Tunisia: Nori Saif, sitting on a bench in a downtown area, dismissed allegations of youth trafficking by Tunisians three days before Tunisians voted on a new constitution her president had promised. will lead them to prosperity.
He claimed that the least expensive trip would cost him about $1,200. A better guarantee than a smuggler can set you back over $3,000.
How about vote?
He said, "I learned about it only yesterday. We are disappointed. There will be no change.
Eleven years earlier, on this same street in Tunis, many citizens gathered to demand the resignation of the autocratic Zein al-Abidin Ben Ali. It was successful. Ben Ali left the country and died while abroad. Tunisia, the only Arab Spring country that survived, began the long process of transforming itself into a democracy.
Saif, 27, who recently left his home in a small town to the south of the capital, is currently camping out in the open looking for some kind of work to help pay for his impending move to Europe. happened. The hope that gave birth to the Arab Spring has been extinguished, just as it had for many other young Tunisians of his generation. He sees only one way out of the country because he is fed up with ineffective politicians and a worsening economic crisis.

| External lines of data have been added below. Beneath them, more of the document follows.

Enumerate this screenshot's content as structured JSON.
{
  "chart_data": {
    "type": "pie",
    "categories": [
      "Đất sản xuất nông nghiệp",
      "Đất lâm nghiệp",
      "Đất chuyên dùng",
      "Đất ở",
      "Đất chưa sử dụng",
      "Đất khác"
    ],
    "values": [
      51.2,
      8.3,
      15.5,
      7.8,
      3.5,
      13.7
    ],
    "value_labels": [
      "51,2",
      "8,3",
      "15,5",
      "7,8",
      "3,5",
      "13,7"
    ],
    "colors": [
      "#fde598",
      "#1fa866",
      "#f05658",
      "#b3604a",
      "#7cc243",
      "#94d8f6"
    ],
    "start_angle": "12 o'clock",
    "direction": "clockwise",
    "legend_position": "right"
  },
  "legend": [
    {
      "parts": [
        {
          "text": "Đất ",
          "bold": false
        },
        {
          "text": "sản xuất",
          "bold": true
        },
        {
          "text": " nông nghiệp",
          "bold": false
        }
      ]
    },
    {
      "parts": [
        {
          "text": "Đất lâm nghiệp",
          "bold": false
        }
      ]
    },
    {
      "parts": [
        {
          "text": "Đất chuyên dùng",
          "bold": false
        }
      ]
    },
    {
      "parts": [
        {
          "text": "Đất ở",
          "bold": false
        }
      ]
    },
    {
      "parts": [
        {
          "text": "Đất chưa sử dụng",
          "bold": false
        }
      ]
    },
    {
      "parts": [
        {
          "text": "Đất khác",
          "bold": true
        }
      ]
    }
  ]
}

While others in Tunisia have relied on a leader who promises to improve his life if he supports his bid for more power,
The collective optimism of 2011, when young people returned to the country to support the Tunisian revolution, has been replaced by a sense of despair. Their collective rejection of optimism for a better future has spread like wildfire in the Arab world because of how contagious it is.
Mohamed Abbou, a lawyer and politician jailed under the Ben Ali regime, claimed that "in places where there are dictators, people saw a small country that made its revolution and succeeded."
As a nation that welcomed Islamic political parties, including the liberal Ennahda, which had long been members of coalition governments, Tunisia set an example. While other nations in the region returned to autocracy or war, Tunisia drafted a new constitution and achieved many freedoms that activists in other countries envied.
However, the country's young and precarious democracy weakened over time. Legislators were divided by political strife and unable to resolve economic crises or fulfill promises of revolution.
Following this, the Tunisians elected Kais Saied as their president in 2019. His supporters saw him as the opponent of the political elite – a man with an impeccable record who would root out corruption and bring Tunisia closer to its democratic ideals. He was a little-known candidate who taught law at the University of Tunis. It soon became clear that he had little patience for the country's developing democratic system.
Saeed suspended parliament and removed his own prime minister last summer due to a deteriorating economic situation, ongoing disputes with lawmakers and a significant coronavirus outbreak. He described it as an opportunity to root out corruption, which he claimed was the root of the impasse. Even his detractors called it a coup, but many of his supporters stood by him. He vowed that the only way to heal the country was to seize total power.
But as he curtailed the independence of the judiciary, dissolved the legislature, and created a controversial new constitution giving the president even more authority, even his early supporters recognized his growing grip on power. recognized. Tunisia's democracy came to be seen as a threat.
Abbou, who had supported Syed's decision to suspend parliament last summer but now strongly opposed it, claimed Tunisia was "a source of inspiration that was attacked by a corrupt and then a lunatic."
Like many other political analysts in Tunisia, he claims that Said benefited from the country's economic unrest. According to Abbu, he is promoting a new, prosperous Tunisia. But what he is actually advocating is the gradual dismantling of the country's democracy in favor of a one-man system of governance.
Anour Ben Kadour, a prominent member of the powerful Tunisian General Labor Union, claimed that Said succeeded in overturning the established order by giving the youth a false set of solutions.
According to Ben Caddour, the youth waited for ten years and saw nothing. "Everyone is ready to go."
"We cannot use populism to tell everyone that we will fix the problems tomorrow," he said.
According to NYU Abu Dhabi Middle East politics professor Monica Marx, it is not that Syed's supporters were against democracy. He only believed that he was capable of solving the permanent issues of the nation.
He did not enter the street [last summer] with the intention of destroying democracy. He said that he believed Saied can fulfil those dreams. Others who are upset about the political gridlock now admit that stability rather than democracy is their top priority.
Many Tunisians blame the Islamist Ennahda party for the nation's political setbacks, but party officials claim that these accusations are scapegoating attempts.